Karnataka’s 2017 law is a replica of Maharashtra’s and makes sixteen evil practices including witchcraft punishable. Though the bill was passed by the state in November 2017, it was notified only in January 2020. After tremendous public pressure and repeated interventions by the Guwahati High Court, Assam passed its own law in 2015—by far the most stringent of all the state laws, it provides for a maximum punishment of ten years and a fine of up to ₹1 lakh. Special courts are mandated to complete the trials within a year and victims are assured of rehabilitation and compensation.

It is obvious that there has been a marked reluctance and an inordinate delay in enacting these laws until specific incidents, popular demand or judicial directions made it imperative. Hence these laws are not uniform and their punishments are not stringent.

States such as Andhra Pradesh, Tamil Nadu, Haryana, Madhya Pradesh, Telangana, Gujarat and Meghalaya have chosen not to enact their own laws yet. The Kerala Yukthi Vadhi Sangam filed a plea in February 2023 in high court to force such a law in the state. West Bengal is yet to enact a law despite an announcement by the State Law Commission in 2018. Most state laws are based on carceral jurisprudence and do not incorporate essential restorative provisions of rehabilitation and compensation to the victim.

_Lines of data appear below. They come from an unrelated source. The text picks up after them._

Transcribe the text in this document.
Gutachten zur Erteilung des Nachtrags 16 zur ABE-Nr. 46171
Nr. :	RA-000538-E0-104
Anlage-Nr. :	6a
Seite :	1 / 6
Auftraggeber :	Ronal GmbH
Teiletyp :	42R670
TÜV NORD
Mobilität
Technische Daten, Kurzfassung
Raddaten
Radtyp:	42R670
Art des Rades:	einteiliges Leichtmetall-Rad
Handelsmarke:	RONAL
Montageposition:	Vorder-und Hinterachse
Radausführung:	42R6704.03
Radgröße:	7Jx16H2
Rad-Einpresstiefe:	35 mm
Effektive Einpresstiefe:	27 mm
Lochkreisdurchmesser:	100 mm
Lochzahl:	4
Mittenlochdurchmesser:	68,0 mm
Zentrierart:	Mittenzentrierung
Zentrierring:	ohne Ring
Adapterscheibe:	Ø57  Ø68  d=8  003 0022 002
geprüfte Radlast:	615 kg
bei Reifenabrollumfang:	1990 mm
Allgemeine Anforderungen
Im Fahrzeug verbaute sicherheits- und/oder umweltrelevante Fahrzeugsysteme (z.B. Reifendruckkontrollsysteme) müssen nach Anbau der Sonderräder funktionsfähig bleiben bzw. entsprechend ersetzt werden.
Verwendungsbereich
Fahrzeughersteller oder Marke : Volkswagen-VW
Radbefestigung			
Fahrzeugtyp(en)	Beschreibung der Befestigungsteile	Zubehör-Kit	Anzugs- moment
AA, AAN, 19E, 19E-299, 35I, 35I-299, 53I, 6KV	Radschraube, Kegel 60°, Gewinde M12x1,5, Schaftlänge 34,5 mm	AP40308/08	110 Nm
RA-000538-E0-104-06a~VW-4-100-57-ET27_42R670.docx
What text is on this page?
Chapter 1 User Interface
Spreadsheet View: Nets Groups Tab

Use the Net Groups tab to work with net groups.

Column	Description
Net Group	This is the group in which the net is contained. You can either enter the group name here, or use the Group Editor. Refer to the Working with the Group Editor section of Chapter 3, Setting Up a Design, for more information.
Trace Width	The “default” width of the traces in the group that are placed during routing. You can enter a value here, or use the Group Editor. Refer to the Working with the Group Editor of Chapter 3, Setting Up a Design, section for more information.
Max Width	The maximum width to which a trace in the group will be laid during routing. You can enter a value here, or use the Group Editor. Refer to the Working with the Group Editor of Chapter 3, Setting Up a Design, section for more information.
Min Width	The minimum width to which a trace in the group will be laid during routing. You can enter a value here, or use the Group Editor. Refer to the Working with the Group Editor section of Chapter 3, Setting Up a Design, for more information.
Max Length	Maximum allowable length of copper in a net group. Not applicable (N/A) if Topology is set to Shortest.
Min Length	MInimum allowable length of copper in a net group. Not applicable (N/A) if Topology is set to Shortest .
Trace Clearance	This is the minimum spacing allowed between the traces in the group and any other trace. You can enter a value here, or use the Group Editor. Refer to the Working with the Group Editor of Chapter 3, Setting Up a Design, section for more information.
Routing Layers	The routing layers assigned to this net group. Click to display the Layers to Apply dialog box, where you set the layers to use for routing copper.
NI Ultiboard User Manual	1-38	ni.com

Such shortcomings make it imperative to have a central law providing for prevention, penalisation and rehabilitation. The Odisha High Court observed in the Jitu Murmu case of 2020: “The absence of a central legislation has resulted in lack of uniformity in the application across the country.” A central law will iron out the inconsistencies in definitions, objects and punishments. It must incorporate standard features such as appointing special courts, stringent bail conditions, monetary compensation, raising awareness, victim rehabilitation and witness protection.

India is a signatory to many international conventions that decry discrimination and support the right to safety and to live a free and decent life, especially for women. In 2016, Raghav Lakhanpal introduced such a bill in the Lok Sabha. It never saw the light of day for reasons unexplained. It is time to introduce an updated bill and to comprehensively counter the curse.